Backlog #5: The Searchers (1956)

I mentioned earlier about playing bastards. John Wayne in The Searchers is probably as grand a bastard as the cinema has seen. He’s a confederate soldier returned from the war to his family, who soon after are massacred by the Comanche, except for his five year old niece, who is kidnapped. The film becomes his trail of vengeance, as he goes looking for her, expecting trouble.

Wayne as Ethan Edwards is dominant: nothing in life is as contemptuous as his delivery of the word “Comanche”. It’s fascinating: the great American actor playing at the surface, a great American hero. But no: whilst his down to earth charisma works its magic on the audience, we’re confronted by the uneasy reality that Edwards is barely short of a psychopath, a man driven to madness by his desire for revenge.

I’m nothing of an aficionado for westerns: I’ve never watched more than the fingers on my hand, so I’m can’t place Ford or Wayne in much of a context.

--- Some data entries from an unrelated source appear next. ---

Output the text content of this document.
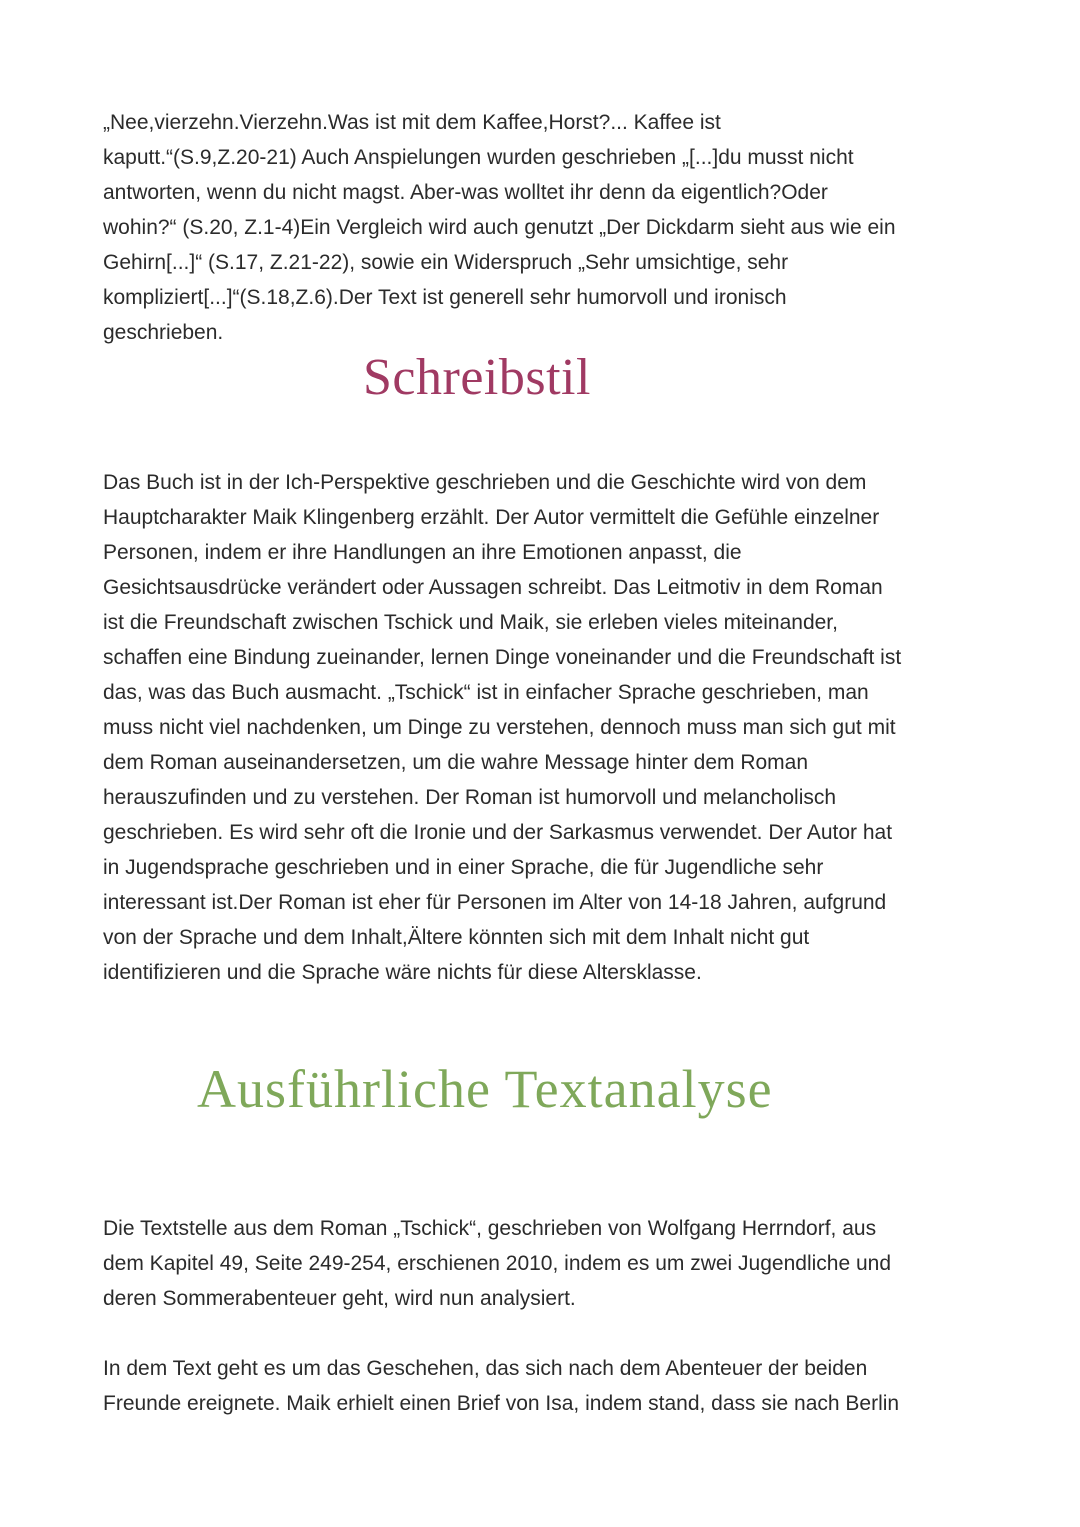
„Nee,vierzehn.Vierzehn.Was ist mit dem Kaffee,Horst?... Kaffee ist
kaputt.“(S.9,Z.20-21) Auch Anspielungen wurden geschrieben „[...]du musst nicht
antworten, wenn du nicht magst. Aber-was wolltet ihr denn da eigentlich?Oder
wohin?“ (S.20, Z.1-4)Ein Vergleich wird auch genutzt „Der Dickdarm sieht aus wie ein
Gehirn[...]“ (S.17, Z.21-22), sowie ein Widerspruch „Sehr umsichtige, sehr
kompliziert[...]“(S.18,Z.6).Der Text ist generell sehr humorvoll und ironisch
geschrieben.

Schreibstil

Das Buch ist in der Ich-Perspektive geschrieben und die Geschichte wird von dem
Hauptcharakter Maik Klingenberg erzählt. Der Autor vermittelt die Gefühle einzelner
Personen, indem er ihre Handlungen an ihre Emotionen anpasst, die
Gesichtsausdrücke verändert oder Aussagen schreibt. Das Leitmotiv in dem Roman
ist die Freundschaft zwischen Tschick und Maik, sie erleben vieles miteinander,
schaffen eine Bindung zueinander, lernen Dinge voneinander und die Freundschaft ist
das, was das Buch ausmacht. „Tschick“ ist in einfacher Sprache geschrieben, man
muss nicht viel nachdenken, um Dinge zu verstehen, dennoch muss man sich gut mit
dem Roman auseinandersetzen, um die wahre Message hinter dem Roman
herauszufinden und zu verstehen. Der Roman ist humorvoll und melancholisch
geschrieben. Es wird sehr oft die Ironie und der Sarkasmus verwendet. Der Autor hat
in Jugendsprache geschrieben und in einer Sprache, die für Jugendliche sehr
interessant ist.Der Roman ist eher für Personen im Alter von 14-18 Jahren, aufgrund
von der Sprache und dem Inhalt,Ältere könnten sich mit dem Inhalt nicht gut
identifizieren und die Sprache wäre nichts für diese Altersklasse.

Ausführliche Textanalyse

Die Textstelle aus dem Roman „Tschick“, geschrieben von Wolfgang Herrndorf, aus
dem Kapitel 49, Seite 249-254, erschienen 2010, indem es um zwei Jugendliche und
deren Sommerabenteuer geht, wird nun analysiert.

In dem Text geht es um das Geschehen, das sich nach dem Abenteuer der beiden
Freunde ereignete. Maik erhielt einen Brief von Isa, indem stand, dass sie nach Berlin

The Searchers is at one level a rollicking adventure pursuit; at another as I’ve alluded to, an intense psychological study. It is all within the framework of Ford’s widescreen presentation of the west; an infinite territory of nature within which man and his quarrels and even his culture are swallowed up.

The awesomeness of this, merged with the power of Wayne is the film’s majestic strength. I found the humour, main via the character of Martin but also Wayne’s occasional diversions into geniality, a little incongruous. The film also moves a little interminably towards its climax – although we know that this film is a genre western, we can easily sense the themes that Ford is exploring and whilst fascinating it can be a grim and provoking experience.